I decided to make my way to Lichterfelde and tell Frau Mundt what had happened to her husband, but as I approached the Potsdamer Bridge a new obstacle confronted me. Bulldozers and engineers were making the bridge passable again, but impassable for me. A checkpoint was demanding to see the papers of anyone not a Russian soldier. I was wondering what to do next when the one-and-a-half-tonner came to my rescue once more. They spotted me leaning against a pillar and beckoned me over. Now they wanted to go to Steglitz and asked me if I could help them find it. ‘I have more to do than just drive around with you, but since no one else can help you, I will. Only, that is not on!’ I said, pointing at the checkpoint.

‘Oh, we will soon see about that!’ said one of the officers. ‘Climb aboard!’

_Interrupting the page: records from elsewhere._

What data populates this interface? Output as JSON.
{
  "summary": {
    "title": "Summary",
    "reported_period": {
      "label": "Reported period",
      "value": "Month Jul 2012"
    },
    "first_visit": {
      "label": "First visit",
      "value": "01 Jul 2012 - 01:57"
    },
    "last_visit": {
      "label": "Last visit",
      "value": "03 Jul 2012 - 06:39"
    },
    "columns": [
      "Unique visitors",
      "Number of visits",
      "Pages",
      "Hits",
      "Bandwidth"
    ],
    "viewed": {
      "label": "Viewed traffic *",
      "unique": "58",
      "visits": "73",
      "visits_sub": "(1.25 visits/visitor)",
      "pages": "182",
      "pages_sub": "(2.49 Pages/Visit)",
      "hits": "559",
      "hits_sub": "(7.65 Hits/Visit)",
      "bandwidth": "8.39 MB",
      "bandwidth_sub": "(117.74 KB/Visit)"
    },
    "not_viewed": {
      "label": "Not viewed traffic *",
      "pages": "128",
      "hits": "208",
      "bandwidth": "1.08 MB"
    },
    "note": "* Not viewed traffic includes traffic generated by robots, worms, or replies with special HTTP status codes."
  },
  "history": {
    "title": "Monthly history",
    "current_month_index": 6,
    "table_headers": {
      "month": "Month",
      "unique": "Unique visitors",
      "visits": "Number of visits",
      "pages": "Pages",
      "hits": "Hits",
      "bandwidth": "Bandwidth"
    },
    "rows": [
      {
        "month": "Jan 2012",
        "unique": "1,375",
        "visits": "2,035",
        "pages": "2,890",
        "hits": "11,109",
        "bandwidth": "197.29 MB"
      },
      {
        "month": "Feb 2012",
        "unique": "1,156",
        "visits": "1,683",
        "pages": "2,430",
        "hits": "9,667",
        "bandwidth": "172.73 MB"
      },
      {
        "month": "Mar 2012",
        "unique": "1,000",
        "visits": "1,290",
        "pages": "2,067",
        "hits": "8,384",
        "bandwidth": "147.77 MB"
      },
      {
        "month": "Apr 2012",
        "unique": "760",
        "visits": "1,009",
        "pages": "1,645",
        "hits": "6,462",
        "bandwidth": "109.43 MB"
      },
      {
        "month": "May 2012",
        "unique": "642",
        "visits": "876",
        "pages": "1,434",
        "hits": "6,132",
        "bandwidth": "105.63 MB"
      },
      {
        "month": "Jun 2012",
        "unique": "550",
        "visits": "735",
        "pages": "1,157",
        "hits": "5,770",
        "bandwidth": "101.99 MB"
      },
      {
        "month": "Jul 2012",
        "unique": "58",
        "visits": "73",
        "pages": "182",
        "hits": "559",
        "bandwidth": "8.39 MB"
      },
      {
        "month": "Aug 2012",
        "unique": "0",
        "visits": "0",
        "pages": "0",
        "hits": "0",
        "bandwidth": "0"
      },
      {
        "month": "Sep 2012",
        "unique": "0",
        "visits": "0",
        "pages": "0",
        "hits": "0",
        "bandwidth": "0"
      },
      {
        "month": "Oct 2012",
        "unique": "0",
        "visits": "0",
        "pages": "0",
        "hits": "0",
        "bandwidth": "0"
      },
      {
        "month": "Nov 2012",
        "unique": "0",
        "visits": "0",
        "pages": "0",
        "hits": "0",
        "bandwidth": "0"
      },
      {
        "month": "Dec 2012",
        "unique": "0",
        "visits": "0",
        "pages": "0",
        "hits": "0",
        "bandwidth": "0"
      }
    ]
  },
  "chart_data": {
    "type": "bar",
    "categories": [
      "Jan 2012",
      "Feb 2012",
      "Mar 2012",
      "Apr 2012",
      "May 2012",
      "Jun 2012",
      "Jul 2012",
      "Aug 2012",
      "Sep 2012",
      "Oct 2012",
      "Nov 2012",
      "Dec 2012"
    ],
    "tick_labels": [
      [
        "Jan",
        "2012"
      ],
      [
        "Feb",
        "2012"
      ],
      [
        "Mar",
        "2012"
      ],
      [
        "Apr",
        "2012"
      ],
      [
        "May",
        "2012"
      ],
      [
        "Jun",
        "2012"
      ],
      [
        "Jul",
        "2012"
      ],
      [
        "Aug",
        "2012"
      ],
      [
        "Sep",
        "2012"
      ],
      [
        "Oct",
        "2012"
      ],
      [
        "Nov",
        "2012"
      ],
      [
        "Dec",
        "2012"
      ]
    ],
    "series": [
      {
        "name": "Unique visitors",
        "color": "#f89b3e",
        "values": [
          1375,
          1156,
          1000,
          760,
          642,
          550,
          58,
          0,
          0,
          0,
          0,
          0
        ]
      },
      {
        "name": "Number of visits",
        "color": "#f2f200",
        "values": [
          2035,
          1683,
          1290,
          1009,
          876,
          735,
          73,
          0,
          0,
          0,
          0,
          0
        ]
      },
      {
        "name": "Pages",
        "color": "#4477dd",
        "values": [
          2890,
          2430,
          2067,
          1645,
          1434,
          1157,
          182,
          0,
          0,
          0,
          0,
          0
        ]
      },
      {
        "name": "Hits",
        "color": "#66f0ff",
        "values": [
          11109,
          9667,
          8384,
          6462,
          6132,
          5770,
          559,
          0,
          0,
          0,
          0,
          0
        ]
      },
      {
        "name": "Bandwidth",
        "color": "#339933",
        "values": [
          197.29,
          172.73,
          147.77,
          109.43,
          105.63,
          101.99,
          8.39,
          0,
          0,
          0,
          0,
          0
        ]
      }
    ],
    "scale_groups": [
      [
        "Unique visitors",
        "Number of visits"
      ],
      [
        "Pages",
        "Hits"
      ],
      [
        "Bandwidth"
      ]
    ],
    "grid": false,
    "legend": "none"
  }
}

He drew his pistol and, when one of the sentries asked for my papers, he showed him the drawn pistol. ‘That’s OK then,’ said the sentry and let us through.

When we reached Steglitz the Russians were about to thank me and disappear into a house. ‘What now?’ I asked. ‘I have had no breakfast and am terribly hungry and now have a long way to go back into the city!’ So they gave me a hunk of bread and a large piece of bacon, and I said goodbye.

In similar cheeky manner Rogmann was finally able to make his way home through Russian occupied territory, cross the Elbe at Magdeburg and get home to his wife in the still American-occupied part of the designated Soviet Zone at Eilsleben. Here, his luck ran out. His jubilant wife told a neighbour in confidence of his return, the word spread and someone betrayed him to the Americans, who captured him still in bed the very next morning.

After the war Rogmann was banished by the East German government to a remote hamlet in the Erzgebirge Mountains, close to the Czechoslovakian border, where he resumed his original trade as a builder.

Appendix

How believable is Rogmann’s account? Though much of it reads like the script of the latest Indiana Jones adventure, there is no doubt of Rogmann’s military exploits as the following citation obtained from the former Berlin Documentation Center shows.

CITATION

1st SS Panzer Division

‘Leibstandarte Adolf Hitler’

SS-Panzer-Grenadier-Regiment 2

Commendation No: 87
For the Award of the
German Cross in Gold
AWARDED 8 FEB 45
Regtl HQ, 15 Dec 44 ( signed ) SS-Obersturmbannführer and Commanding Officer

Short basis and recommendation of the nominee’s superior officer:

SS-Sergeant Major Rogmann, as a member of the Leibstandarte has taken part in all the engagements of the Regiment in the East and in Italy.

In the battle for Rostock in 1941 he was awarded the Iron Cross First Class for his personal courage.

In the winter battle for Charkov in February–March 1943 he distinguished himself as a section leader in the 6th Company, SS-Panzer-Grenadier-Regiment 2, by his personal bravery and courage.

Despite being wounded, he always remained with his men until the situation allowed him to seek medical attention. In all, R. was wounded eight times.

On 9 Nov 43 his company, which was under strong enemy pressure, received the order to move to new defensive positions that were already occupied by the bulk of the battalion. On his own initiative, R. attacked the head of the attacking enemy forces with his section and drove them back in close-quarter fighting. As a result of this counterattack the company was able to occupy the positions it had been ordered to.